I installed a second CI Runner (on Debian) following the documentation. I can see the Debian CI Runner is registered, along with the Windows CI Runner. The Debian CI Runner has the same project assigned to it. However, when I commit to the repository only the Windows CI Runner is executed, the Debian CI Runner is not attempting to build.
What mistake have I made or what additional configuration is there to enable this? I have already tried re-registering the Debian CI Runner with no success.
Update 1: The Debian CI Runner is now executing but the Windows CI Runner is not. It seems to select only a single runner.
Update 2: Upgraded to 'GitLab CI 7.14.1 2dee1b3' but same behaviour persists.
Update 3: Added a third runner on a Scientific Linux machine. It is registered and assigned the project but only a single runner executes (currently the Debian CI Runner).
GitLab CI 7.12.0 e96755c
When a build for gitlab CI is triggered, it will execute jobs listed in the .gitlab-ci.yml file. Think of these jobs as independent, concurrent steps in your build. These jobs are executed by any available runner capable of completing that job. However, where I think you're getting tripped up is that a job will only be completed once, and by the first available runner. Think of the runners as a pool of resources, not as build steps. Having multiple runners allows you to execute jobs in parallel.

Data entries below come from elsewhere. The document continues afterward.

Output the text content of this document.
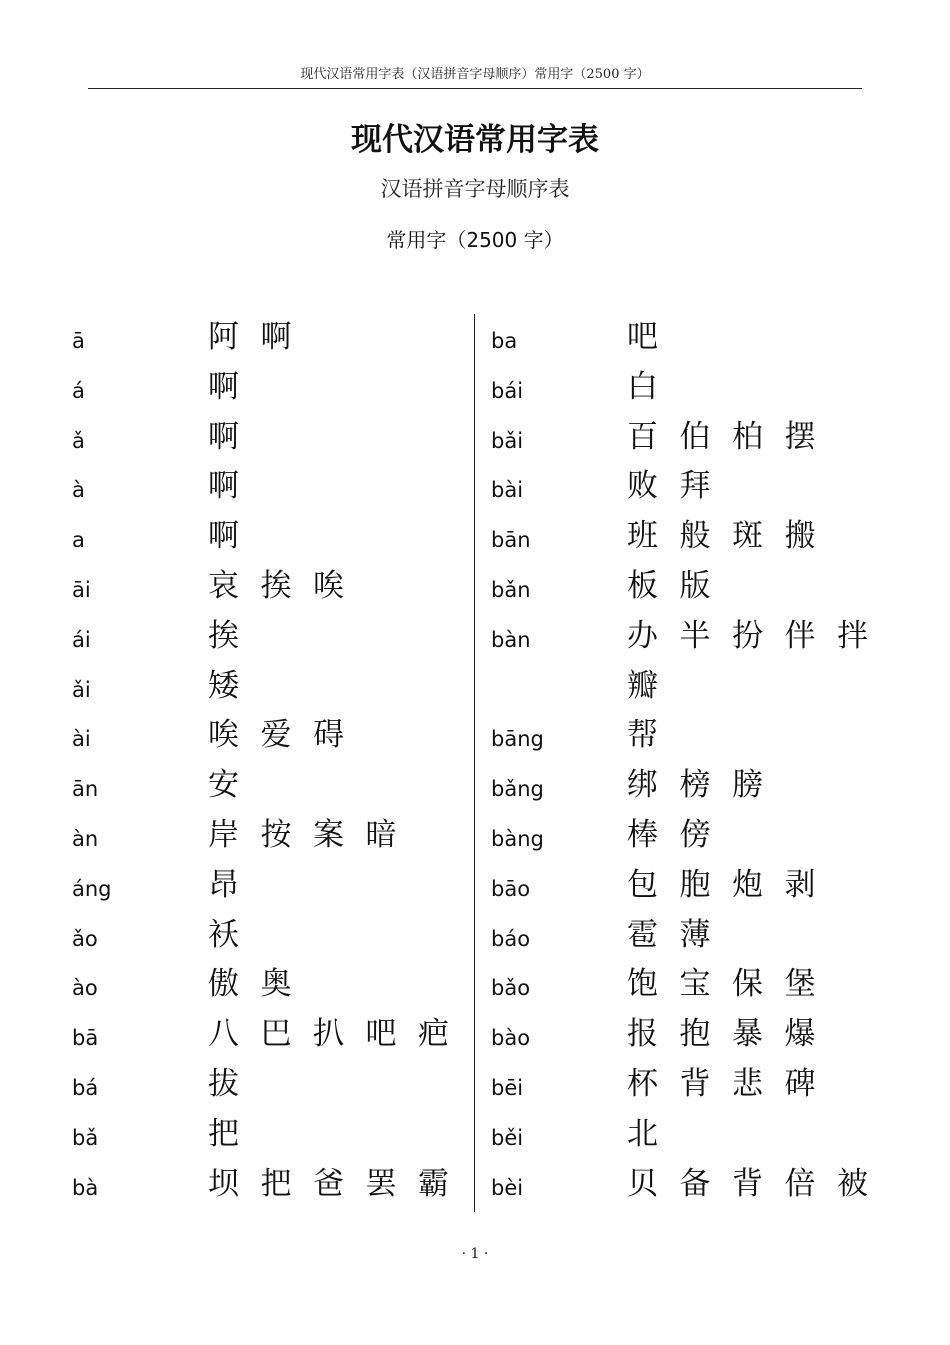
现代汉语常用字表（汉语拼音字母顺序）常用字（2500 字）
现代汉语常用字表
汉语拼音字母顺序表
常用字（2500 字）
ā	阿啊
á	啊
ǎ	啊
à	啊
a	啊
āi	哀挨唉
ái	挨
ǎi	矮
ài	唉爱碍
ān	安
àn	岸按案暗
áng	昂
ǎo	袄
ào	傲奥
bā	八巴扒吧疤
bá	拔
bǎ	把
bà	坝把爸罢霸
ba	吧
bái	白
bǎi	百伯柏摆
bài	败拜
bān	班般斑搬
bǎn	板版
bàn	办半扮伴拌
瓣
bāng	帮
bǎng	绑榜膀
bàng	棒傍
bāo	包胞炮剥
báo	雹薄
bǎo	饱宝保堡
bào	报抱暴爆
bēi	杯背悲碑
běi	北
bèi	贝备背倍被
· 1 ·
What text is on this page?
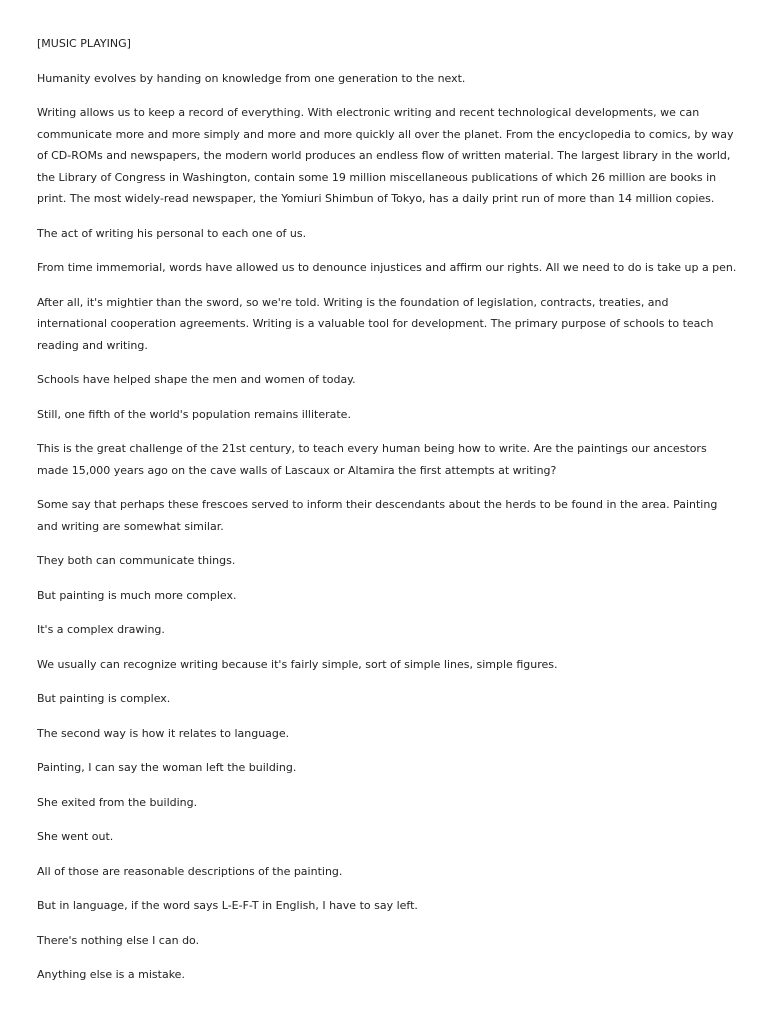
[MUSIC PLAYING]

Humanity evolves by handing on knowledge from one generation to the next.

Writing allows us to keep a record of everything. With electronic writing and recent technological developments, we can communicate more and more simply and more and more quickly all over the planet. From the encyclopedia to comics, by way of CD-ROMs and newspapers, the modern world produces an endless flow of written material. The largest library in the world, the Library of Congress in Washington, contain some 19 million miscellaneous publications of which 26 million are books in print. The most widely-read newspaper, the Yomiuri Shimbun of Tokyo, has a daily print run of more than 14 million copies.

The act of writing his personal to each one of us.

From time immemorial, words have allowed us to denounce injustices and affirm our rights. All we need to do is take up a pen.

After all, it's mightier than the sword, so we're told. Writing is the foundation of legislation, contracts, treaties, and international cooperation agreements. Writing is a valuable tool for development. The primary purpose of schools to teach reading and writing.

Schools have helped shape the men and women of today.

Still, one fifth of the world's population remains illiterate.

This is the great challenge of the 21st century, to teach every human being how to write. Are the paintings our ancestors made 15,000 years ago on the cave walls of Lascaux or Altamira the first attempts at writing?

Some say that perhaps these frescoes served to inform their descendants about the herds to be found in the area. Painting and writing are somewhat similar.

They both can communicate things.

But painting is much more complex.

It's a complex drawing.

We usually can recognize writing because it's fairly simple, sort of simple lines, simple figures.

But painting is complex.

The second way is how it relates to language.

Painting, I can say the woman left the building.

She exited from the building.

She went out.

All of those are reasonable descriptions of the painting.

But in language, if the word says L-E-F-T in English, I have to say left.

There's nothing else I can do.

Anything else is a mistake.
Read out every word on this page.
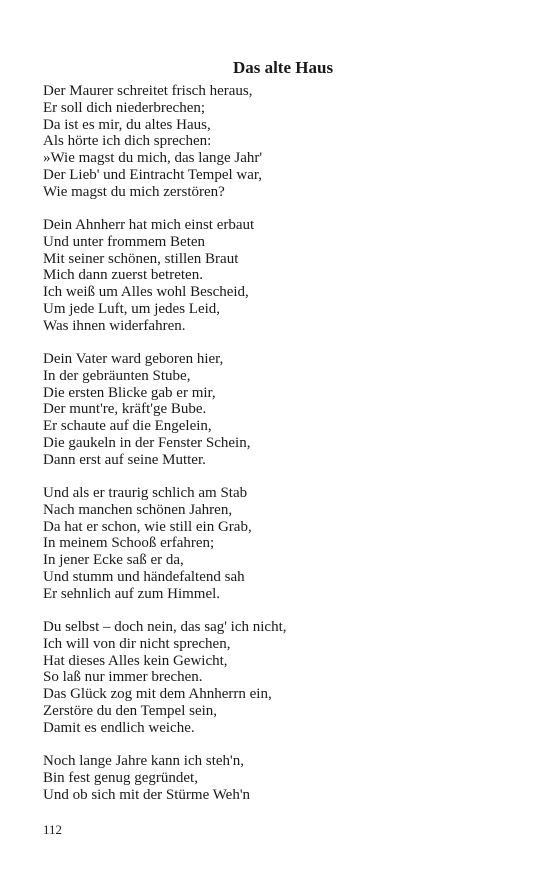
Das alte Haus
Der Maurer schreitet frisch heraus,
Er soll dich niederbrechen;
Da ist es mir, du altes Haus,
Als hörte ich dich sprechen:
»Wie magst du mich, das lange Jahr'
Der Lieb' und Eintracht Tempel war,
Wie magst du mich zerstören?
Dein Ahnherr hat mich einst erbaut
Und unter frommem Beten
Mit seiner schönen, stillen Braut
Mich dann zuerst betreten.
Ich weiß um Alles wohl Bescheid,
Um jede Luft, um jedes Leid,
Was ihnen widerfahren.
Dein Vater ward geboren hier,
In der gebräunten Stube,
Die ersten Blicke gab er mir,
Der munt're, kräft'ge Bube.
Er schaute auf die Engelein,
Die gaukeln in der Fenster Schein,
Dann erst auf seine Mutter.
Und als er traurig schlich am Stab
Nach manchen schönen Jahren,
Da hat er schon, wie still ein Grab,
In meinem Schooß erfahren;
In jener Ecke saß er da,
Und stumm und händefaltend sah
Er sehnlich auf zum Himmel.
Du selbst – doch nein, das sag' ich nicht,
Ich will von dir nicht sprechen,
Hat dieses Alles kein Gewicht,
So laß nur immer brechen.
Das Glück zog mit dem Ahnherrn ein,
Zerstöre du den Tempel sein,
Damit es endlich weiche.
Noch lange Jahre kann ich steh'n,
Bin fest genug gegründet,
Und ob sich mit der Stürme Weh'n
112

If you have one job that you want to have executed each time by each runner, try using tags. E.g.:
job1:
tags:
- windows
script:
- job command 1
- job command 2
job2:
tags:
- debian
script:
- job command 1
- job command 2
Where job command 1
and job command 2
, etc., are the steps you'd like your job to perform, and windows
and debian
are the tags that you'll assign to your runners. Basically you're just creating identical jobs with different tags, one job for each runner. Then, you need to make sure each runner has the tag that you specify for its job. You can do this by editing the runner in gitlab CI.